Indemnification is a key component of most retail patent litigation.  Whether the accused technology is internet-based or focused on a product, there is almost always an indemnitor somewhere in the supply chain.  And indemnification can be a $1M+ responsibility.  For what is often a seven-figure decision, many companies are surprisingly haphazard about indemnification.  Here are five simple steps for ensuring your best indemnification outcomes:

  1. Research Accusations. The first thing you want to do is understand the scope of plaintiff’s claims.  This is a critical step in knowing exactly who may have indemnification obligations.  Often the patentee will even give you a brief presentation, if they have not provided claim charts, detailing its infringement allegations.  Once you understand the scope of the accusations the best you can, determine which of your vendors might be implicated; cast a wide net in the first instance.
  2. Research Agreements. Once you have determined the universe of possible indemnitors, gather the relevant agreements and look at the indemnification obligations.  These will be the backbone of your indemnification demand.  On a related note, consider settling upon standard indemnification agreements to use across all agreements company-wide, if you have not done so already.  The more uniform your indemnification provisions are, the easier this process is.

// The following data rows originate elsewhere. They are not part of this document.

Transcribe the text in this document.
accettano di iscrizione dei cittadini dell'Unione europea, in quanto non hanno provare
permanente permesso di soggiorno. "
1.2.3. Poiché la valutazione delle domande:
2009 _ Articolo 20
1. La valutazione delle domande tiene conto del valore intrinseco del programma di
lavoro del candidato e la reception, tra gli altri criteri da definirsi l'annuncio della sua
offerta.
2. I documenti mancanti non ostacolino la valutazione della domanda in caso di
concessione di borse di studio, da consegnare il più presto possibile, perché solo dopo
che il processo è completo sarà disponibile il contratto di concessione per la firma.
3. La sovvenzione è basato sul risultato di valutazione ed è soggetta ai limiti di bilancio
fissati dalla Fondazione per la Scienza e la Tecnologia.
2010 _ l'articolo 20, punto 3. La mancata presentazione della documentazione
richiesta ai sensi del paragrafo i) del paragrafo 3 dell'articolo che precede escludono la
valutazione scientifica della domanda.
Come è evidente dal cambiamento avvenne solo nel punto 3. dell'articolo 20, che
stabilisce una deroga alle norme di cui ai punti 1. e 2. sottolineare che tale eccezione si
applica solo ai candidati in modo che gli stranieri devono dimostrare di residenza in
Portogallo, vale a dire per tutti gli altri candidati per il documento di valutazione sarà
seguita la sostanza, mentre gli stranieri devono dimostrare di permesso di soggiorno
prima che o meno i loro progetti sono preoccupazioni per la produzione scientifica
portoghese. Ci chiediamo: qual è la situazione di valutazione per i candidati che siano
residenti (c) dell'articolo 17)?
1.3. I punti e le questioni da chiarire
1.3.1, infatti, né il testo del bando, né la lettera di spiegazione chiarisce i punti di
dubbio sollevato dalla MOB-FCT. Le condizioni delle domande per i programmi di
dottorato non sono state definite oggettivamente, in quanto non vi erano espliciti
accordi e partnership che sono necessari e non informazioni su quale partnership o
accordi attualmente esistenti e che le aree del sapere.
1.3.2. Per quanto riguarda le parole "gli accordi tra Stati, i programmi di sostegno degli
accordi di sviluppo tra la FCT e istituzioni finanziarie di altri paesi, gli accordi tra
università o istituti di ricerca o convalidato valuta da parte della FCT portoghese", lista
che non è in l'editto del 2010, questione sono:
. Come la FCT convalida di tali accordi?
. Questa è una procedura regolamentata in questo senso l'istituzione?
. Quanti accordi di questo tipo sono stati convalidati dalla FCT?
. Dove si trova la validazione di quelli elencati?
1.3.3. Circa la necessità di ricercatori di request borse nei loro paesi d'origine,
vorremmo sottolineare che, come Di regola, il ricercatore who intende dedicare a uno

  3. Engage Counsel. Consider hiring patent litigation counsel to assist in the indemnification process.  You do not necessarily need outside counsel to do internal research or write indemnification letters, but outside counsel can give you valuable insights into indemnificaiton in similar cases, as well ask make sure you are using the proper language in your letters.
  4. Leverage Business Relationships. Particularly where you have an ongoing relationship with the potential indemnitor, consider sending the indemnification letter on company letterhead rather than outside counsel.  The indemnitor is much more likely to respond positively to its business partner than an outside lawyer that they do not know.  Similarly, if you have an executive or purchasing employee with a strong, ongoing relationship with the potential indemnitor the letter may be best received coming from that person.
  5. Start a Conversation. Instead of just sending the letter, accepting the response and moving forward, contact the potential indemnitor.  Particularly if the indemnitor is slow to accept responsibility, consider creative alternatives.  For example, work out a payment plan, set fixed fees or if the indemnitor has mulitple customers implicated, suggest that they file a declaratory judgment claim to try to fully resolve the case.